Cotton, 56, busted the buck at 140 yards with his Remington 7600 rifle, chambered in .30-06.

“When I saw him, he was just walking across. If he was following another deer, I didn’t see it,” Cotton said.

The buck had a 17 1/4-inch inside spread, and hunting buddy, Zach Paul, but a tape measure on the deer and came up with 150 1/8 inches.

Everything happens for a reason

Cotton took the buck because a series of hunts in another stand, for another buck, hadn’t worked out.

“I knew this buck; I’d seen pictures of him. He wasn’t on my part of our lease, but he was in another area, and a buddy who had trail cameras out had a list of his Top 10 bucks, and this one was No. 1. I guess he’s got a new No. 1 now,” Cotton said. “This was my first year to put out cameras; I put out three. My brother and I hunt stands, and I had some pictures of a real good one. I hunted this one stand three hunts in a row, and I decided to hunt another stand that day, a stand that didn’t have a camera on it.”

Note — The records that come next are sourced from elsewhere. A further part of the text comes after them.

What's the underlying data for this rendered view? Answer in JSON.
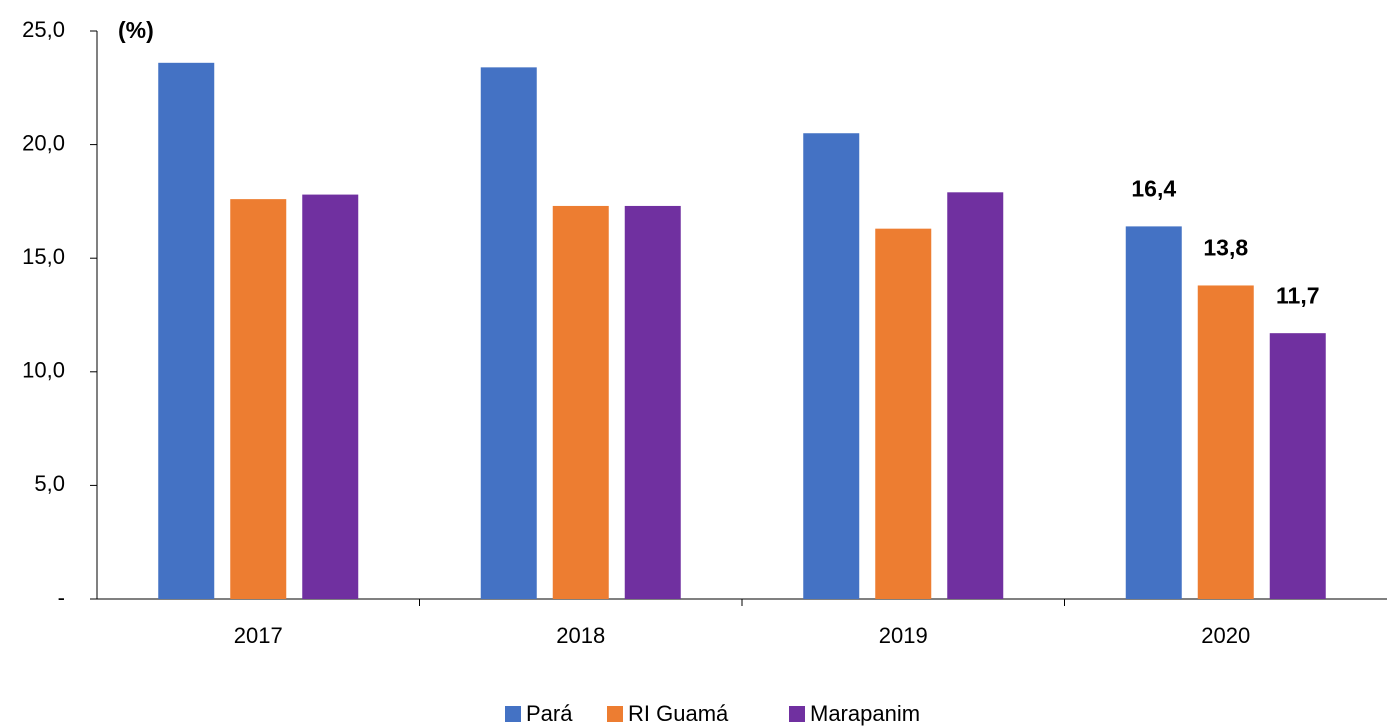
{
  "chart_data": {
    "type": "bar",
    "y_label": "(%)",
    "categories": [
      "2017",
      "2018",
      "2019",
      "2020"
    ],
    "series": [
      {
        "name": "Pará",
        "color": "#4472c4",
        "values": [
          23.6,
          23.4,
          20.5,
          16.4
        ],
        "value_labels": [
          null,
          null,
          null,
          "16,4"
        ]
      },
      {
        "name": "RI Guamá",
        "color": "#ed7d31",
        "values": [
          17.6,
          17.3,
          16.3,
          13.8
        ],
        "value_labels": [
          null,
          null,
          null,
          "13,8"
        ]
      },
      {
        "name": "Marapanim",
        "color": "#7030a0",
        "values": [
          17.8,
          17.3,
          17.9,
          11.7
        ],
        "value_labels": [
          null,
          null,
          null,
          "11,7"
        ]
      }
    ],
    "ylim": [
      0,
      25
    ],
    "yticks": [
      {
        "value": 0,
        "label": "-"
      },
      {
        "value": 5,
        "label": "5,0"
      },
      {
        "value": 10,
        "label": "10,0"
      },
      {
        "value": 15,
        "label": "15,0"
      },
      {
        "value": 20,
        "label": "20,0"
      },
      {
        "value": 25,
        "label": "25,0"
      }
    ],
    "legend": "bottom"
  }
}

Cotton hadn’t been in his stand long before a couple of does came out in the shooting lane in front of him, feeding on corn he had in a gravity feeder.

“I’ve got mowed lanes in the pines; I mow these lanes every year. We keep two lanes moved, one on either side, with the stand in the middle,” he said. “He came in the lane behind me.”

Cotton said the big buck is his “new, all-time best — and I’ve killed quite a few.”